After that, wholesalers no longer posted maps and announcements of closures, and the “gentleman’s agreement” fell through.

After three hours of testimony Wednesday, DMR Commissioner Patrick Keliher, who opposed the bill as written, offered a new version which the committee voted 9-1 to recommend for passage by the full Legislature.

Under the new language, which remains to be crafted, anyone destroying or molesting fencing or other devices placed by marine resources committees around areas seeded with clams, to help eradicate predators — including green crabs — will face a fine of $300 to $1,500.

“This is going to be a very focused effort on predator control,” he said.

Rep. Elizabeth Dickerson, D-Rockland, was the only Marine Resources Committee member who opposed the rewritten bill.
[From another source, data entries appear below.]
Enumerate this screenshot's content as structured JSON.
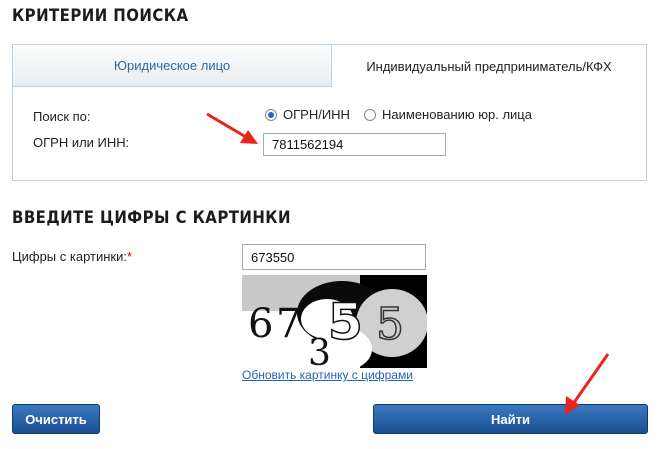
{
  "sections": {
    "criteria_title": "КРИТЕРИИ ПОИСКА",
    "captcha_title": "ВВЕДИТЕ ЦИФРЫ С КАРТИНКИ"
  },
  "tabs": [
    {
      "label": "Юридическое лицо",
      "active": true
    },
    {
      "label": "Индивидуальный предприниматель/КФХ",
      "active": false
    }
  ],
  "search": {
    "search_by_label": "Поиск по:",
    "options": [
      {
        "label": "ОГРН/ИНН",
        "checked": true
      },
      {
        "label": "Наименованию юр. лица",
        "checked": false
      }
    ],
    "ogrn_inn_label": "ОГРН или ИНН:",
    "ogrn_inn_value": "7811562194"
  },
  "captcha": {
    "label": "Цифры с картинки:",
    "required_mark": "*",
    "value": "673550",
    "image_digits": [
      "6",
      "7",
      "3",
      "5",
      "5"
    ],
    "refresh_link": "Обновить картинку с цифрами"
  },
  "buttons": {
    "clear": "Очистить",
    "find": "Найти"
  },
  "colors": {
    "accent_blue": "#1b4f90",
    "tab_text": "#2a6aa0",
    "annotation_arrow": "#e8261c",
    "link": "#1f66b5"
  }
}
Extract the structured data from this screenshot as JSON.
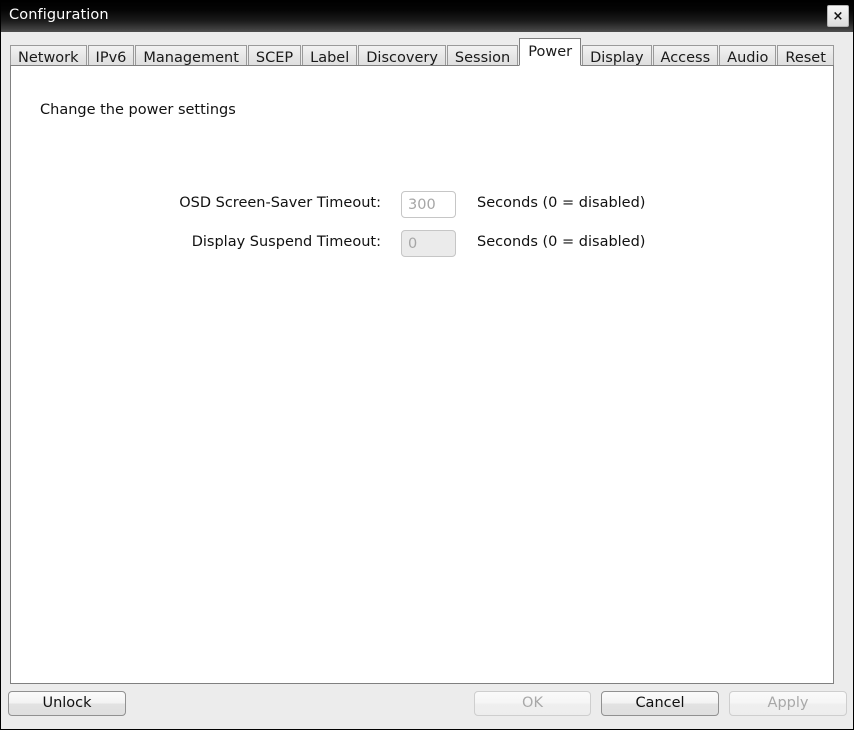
{
  "window": {
    "title": "Configuration",
    "close_icon": "close-icon",
    "close_label": "×"
  },
  "tabs": [
    {
      "label": "Network",
      "active": false
    },
    {
      "label": "IPv6",
      "active": false
    },
    {
      "label": "Management",
      "active": false
    },
    {
      "label": "SCEP",
      "active": false
    },
    {
      "label": "Label",
      "active": false
    },
    {
      "label": "Discovery",
      "active": false
    },
    {
      "label": "Session",
      "active": false
    },
    {
      "label": "Power",
      "active": true
    },
    {
      "label": "Display",
      "active": false
    },
    {
      "label": "Access",
      "active": false
    },
    {
      "label": "Audio",
      "active": false
    },
    {
      "label": "Reset",
      "active": false
    }
  ],
  "panel": {
    "heading": "Change the power settings",
    "fields": [
      {
        "label": "OSD Screen-Saver Timeout:",
        "value": "300",
        "hint": "Seconds (0 = disabled)",
        "disabled": true,
        "filled": false
      },
      {
        "label": "Display Suspend Timeout:",
        "value": "0",
        "hint": "Seconds (0 = disabled)",
        "disabled": true,
        "filled": true
      }
    ]
  },
  "buttons": {
    "unlock": {
      "label": "Unlock",
      "disabled": false
    },
    "ok": {
      "label": "OK",
      "disabled": true
    },
    "cancel": {
      "label": "Cancel",
      "disabled": false
    },
    "apply": {
      "label": "Apply",
      "disabled": true
    }
  },
  "colors": {
    "titlebar_top": "#000000",
    "titlebar_bottom": "#4f4f4f",
    "chrome": "#ececec",
    "panel": "#ffffff",
    "border": "#808080",
    "disabled_text": "#a8a8a8"
  }
}
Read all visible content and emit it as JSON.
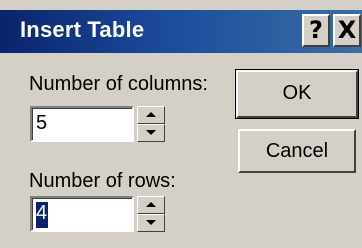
{
  "window": {
    "title": "Insert Table",
    "help_label": "?",
    "close_label": "X"
  },
  "form": {
    "columns_label": "Number of columns:",
    "columns_value": "5",
    "rows_label": "Number of rows:",
    "rows_value": "4",
    "rows_value_selected": true
  },
  "buttons": {
    "ok_label": "OK",
    "cancel_label": "Cancel"
  },
  "icons": {
    "help": "question-mark-icon",
    "close": "close-icon",
    "spin_up": "spin-up-arrow-icon",
    "spin_down": "spin-down-arrow-icon"
  },
  "colors": {
    "titlebar_start": "#0a246a",
    "titlebar_end": "#3a6ea5",
    "dialog_bg": "#d4d0c8",
    "selection": "#0a246a"
  }
}
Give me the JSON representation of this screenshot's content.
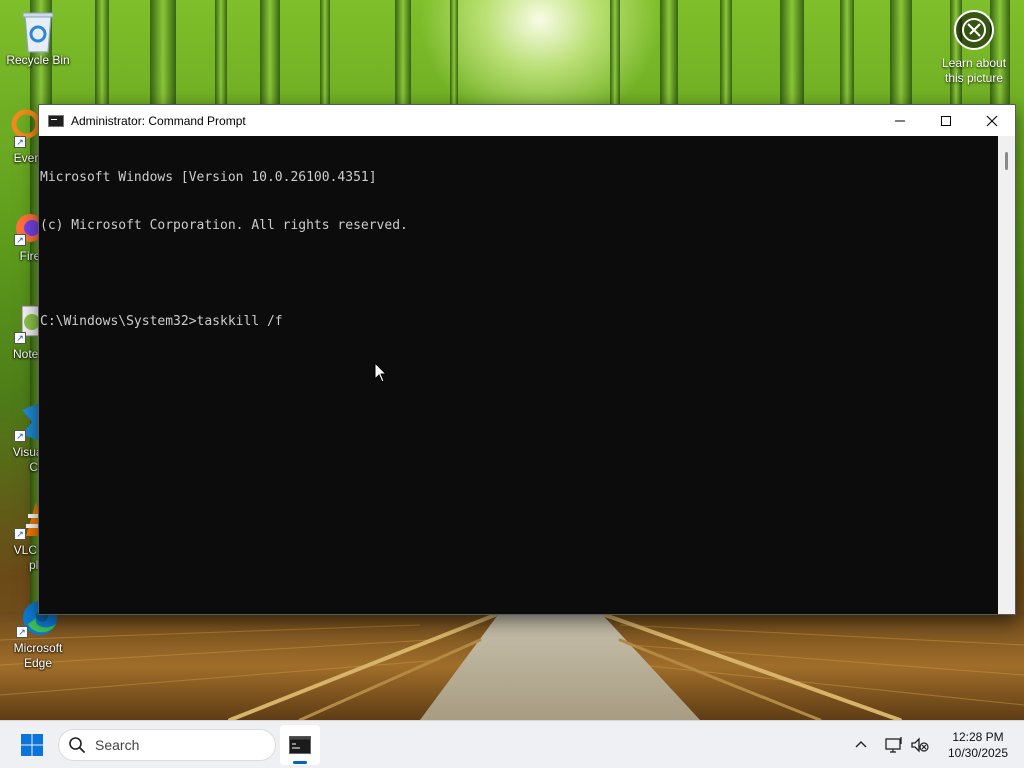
{
  "desktop": {
    "icons": [
      {
        "label": "Recycle Bin"
      },
      {
        "label": "Every"
      },
      {
        "label": "Fire"
      },
      {
        "label": "Notep"
      },
      {
        "label_line1": "Visual",
        "label_line2": "Co"
      },
      {
        "label_line1": "VLC r",
        "label_line2": "pla"
      },
      {
        "label_line1": "Microsoft",
        "label_line2": "Edge"
      }
    ],
    "learn_line1": "Learn about",
    "learn_line2": "this picture"
  },
  "window": {
    "title": "Administrator: Command Prompt",
    "console_lines": [
      "Microsoft Windows [Version 10.0.26100.4351]",
      "(c) Microsoft Corporation. All rights reserved.",
      "",
      "C:\\Windows\\System32>taskkill /f"
    ]
  },
  "taskbar": {
    "search_placeholder": "Search",
    "time": "12:28 PM",
    "date": "10/30/2025"
  },
  "colors": {
    "console_bg": "#0c0c0c",
    "console_fg": "#cccccc",
    "accent": "#0067c0",
    "taskbar_bg": "#eef0f3"
  }
}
Dickinson said she was concerned about ceding control of the flats to municipalities and about a lack of enforcement oversight.

Following the vote, Harrington said the new language is “better than the alternative,” but called it “the camel’s nose sticking in the tent,” and said he expected more restrictions to follow. He added that process has “driven a wedge even further between the clammers and wormers … it’s disheartening.”

“I think [the new language] is a step in the right direction,” Brunswick Marine Resource Officer Dan Devereaux said. “In the next legislative session, we need to come back with a more comprehensive bill to look at the entirety of the issue.”